Question: Let $P = \frac{5}{\frac{1}{\log_2 x} + \frac{1}{\log_3 x} + \frac{1}{\log_4 x} + \frac{1}{\log_5 x}}...

Question

Let $P = \frac{5}{\frac{1}{\log_2 x} + \frac{1}{\log_3 x} + \frac{1}{\log_4 x} + \frac{1}{\log_5 x}}$ and $(120)^P = 32$ , then the value of x be:

Answer 1

Solution

The problem requires simplifying a logarithmic expression for P and then using an exponential equation to find the value of x.

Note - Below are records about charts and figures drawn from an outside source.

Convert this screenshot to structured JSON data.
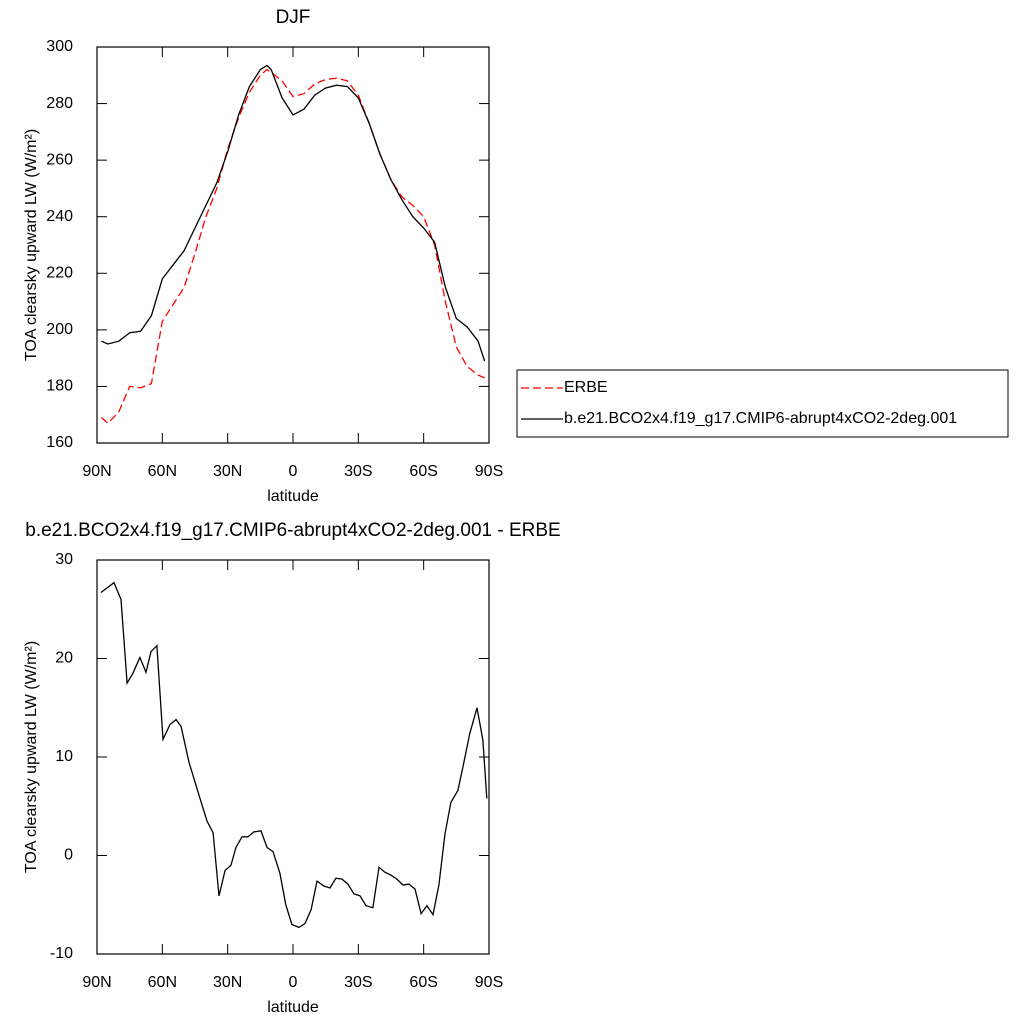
{
  "chart_data": [
    {
      "type": "line",
      "title": "DJF",
      "xlabel": "latitude",
      "ylabel": "TOA clearsky upward LW (W/m²)",
      "x": [
        88,
        85,
        80,
        75,
        70,
        65,
        60,
        55,
        50,
        45,
        40,
        35,
        30,
        25,
        20,
        15,
        12,
        10,
        5,
        0,
        -5,
        -10,
        -15,
        -20,
        -25,
        -30,
        -35,
        -40,
        -45,
        -50,
        -55,
        -60,
        -65,
        -70,
        -75,
        -80,
        -85,
        -88
      ],
      "series": [
        {
          "name": "ERBE",
          "color": "#ff0000",
          "dash": true,
          "values": [
            169,
            167,
            171,
            180,
            179.5,
            181,
            203,
            209,
            215,
            227,
            240,
            250,
            264,
            275,
            284,
            290,
            292,
            291,
            288,
            282.5,
            283.5,
            287,
            288.5,
            289,
            288,
            283,
            273,
            262,
            253,
            247,
            244,
            240,
            230,
            210,
            194,
            187,
            184,
            183
          ]
        },
        {
          "name": "b.e21.BCO2x4.f19_g17.CMIP6-abrupt4xCO2-2deg.001",
          "color": "#000000",
          "dash": false,
          "values": [
            196,
            195,
            196,
            199,
            199.5,
            205,
            218,
            223,
            228,
            236,
            244,
            252,
            263,
            276,
            286,
            292,
            293.5,
            292,
            282,
            276,
            278,
            283,
            285.5,
            286.5,
            286,
            282,
            273,
            262,
            253,
            246,
            240,
            236,
            231,
            215,
            204,
            201,
            196,
            189
          ]
        }
      ],
      "xlim": [
        90,
        -90
      ],
      "xticks": [
        {
          "value": 90,
          "label": "90N"
        },
        {
          "value": 60,
          "label": "60N"
        },
        {
          "value": 30,
          "label": "30N"
        },
        0,
        {
          "value": -30,
          "label": "30S"
        },
        {
          "value": -60,
          "label": "60S"
        },
        {
          "value": -90,
          "label": "90S"
        }
      ],
      "ylim": [
        160,
        300
      ],
      "yticks": [
        160,
        180,
        200,
        220,
        240,
        260,
        280,
        300
      ],
      "legend": "right"
    },
    {
      "type": "line",
      "title": "b.e21.BCO2x4.f19_g17.CMIP6-abrupt4xCO2-2deg.001 - ERBE",
      "xlabel": "latitude",
      "ylabel": "TOA clearsky upward LW (W/m²)",
      "x": [
        88.2,
        82.2,
        79,
        76.2,
        73.5,
        70.3,
        67.5,
        65.2,
        62.5,
        59.7,
        56.5,
        53.7,
        51.4,
        47.8,
        42.7,
        39.5,
        36.7,
        34,
        31.2,
        28.5,
        26.2,
        23.4,
        20.7,
        17.9,
        14.7,
        11.9,
        9.2,
        6,
        3.3,
        0.5,
        -2.7,
        -5.5,
        -8.3,
        -11,
        -14.2,
        -17,
        -19.7,
        -22.5,
        -25.2,
        -28,
        -30.8,
        -33.5,
        -36.7,
        -39.5,
        -42.2,
        -45,
        -47.7,
        -50.5,
        -53.2,
        -56,
        -58.8,
        -61.5,
        -64.3,
        -67,
        -69.8,
        -72.5,
        -75.7,
        -78.5,
        -81.2,
        -84.5,
        -87.2,
        -89
      ],
      "series": [
        {
          "color": "#000000",
          "dash": false,
          "values": [
            26.7,
            27.7,
            26,
            17.5,
            18.5,
            20.1,
            18.6,
            20.7,
            21.3,
            11.8,
            13.3,
            13.8,
            13.1,
            9.5,
            5.8,
            3.5,
            2.3,
            -4.1,
            -1.5,
            -1,
            0.8,
            1.9,
            1.9,
            2.4,
            2.5,
            0.8,
            0.4,
            -1.8,
            -5,
            -7,
            -7.3,
            -6.9,
            -5.5,
            -2.6,
            -3.1,
            -3.3,
            -2.3,
            -2.4,
            -2.9,
            -3.9,
            -4.1,
            -5.1,
            -5.3,
            -1.2,
            -1.7,
            -2,
            -2.4,
            -3,
            -2.9,
            -3.4,
            -5.9,
            -5.1,
            -6,
            -3,
            2.2,
            5.4,
            6.6,
            9.5,
            12.4,
            15,
            11.7,
            5.8
          ]
        }
      ],
      "xlim": [
        90,
        -90
      ],
      "xticks": [
        {
          "value": 90,
          "label": "90N"
        },
        {
          "value": 60,
          "label": "60N"
        },
        {
          "value": 30,
          "label": "30N"
        },
        0,
        {
          "value": -30,
          "label": "30S"
        },
        {
          "value": -60,
          "label": "60S"
        },
        {
          "value": -90,
          "label": "90S"
        }
      ],
      "ylim": [
        -10,
        30
      ],
      "yticks": [
        -10,
        0,
        10,
        20,
        30
      ]
    }
  ]
}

1. Simplify the expression for P: The given expression for P is: $P = \frac{5}{\frac{1}{\log_2 x} + \frac{1}{\log_3 x} + \frac{1}{\log_4 x} + \frac{1}{\log_5 x}}$ Using the change of base formula for logarithms, $\frac{1}{\log_b a} = \log_a b$ , we can rewrite each term in the denominator: $\frac{1}{\log_2 x} = \log_x 2$ $\frac{1}{\log_3 x} = \log_x 3$ $\frac{1}{\log_4 x} = \log_x 4$ $\frac{1}{\log_5 x} = \log_x 5$ Substitute these back into the expression for P: $P = \frac{5}{\log_x 2 + \log_x 3 + \log_x 4 + \log_x 5}$ Now, use the product rule for logarithms, $\log_a M + \log_a N = \log_a (MN)$ : $P = \frac{5}{\log_x (2 \times 3 \times 4 \times 5)}$ Calculate the product in the argument: $2 \times 3 \times 4 \times 5 = 6 \times 20 = 120$ . So, the expression for P becomes: $P = \frac{5}{\log_x 120}$ Apply the change of base formula again, $\frac{1}{\log_b a} = \log_a b$ : $P = 5 \log_{120} x$

2. Solve the given equation for P: The given equation is $(120)^P = 32$ . To solve for P, take the logarithm with base 120 on both sides of the equation: $\log_{120}((120)^P) = \log_{120} 32$ Using the power rule for logarithms, $\log_b (M^n) = n \log_b M$ , and the property $\log_b b = 1$ : $P \log_{120} 120 = \log_{120} 32$ $P \times 1 = \log_{120} 32$ $P = \log_{120} 32$

3. Equate the two expressions for P and solve for x: We have two expressions for P: From step 1: $P = 5 \log_{120} x$ From step 2: $P = \log_{120} 32$ Equating them: $5 \log_{120} x = \log_{120} 32$ Apply the power rule for logarithms to the left side: $\log_{120} (x^5) = \log_{120} 32$ Since the bases of the logarithms are the same, their arguments must be equal: $x^5 = 32$ We know that $2^5 = 32$ . Therefore, $x = 2$ .

4. Check domain restrictions: For the original logarithmic terms $\log_b x$ to be defined, $x$ must be greater than 0 ( $x > 0$ ). Also, for the terms $\frac{1}{\log_b x}$ to be defined, $\log_b x$ cannot be zero, which means $x \neq 1$ . Our solution $x=2$ satisfies both conditions ( $2 > 0$ and $2 \neq 1$ ).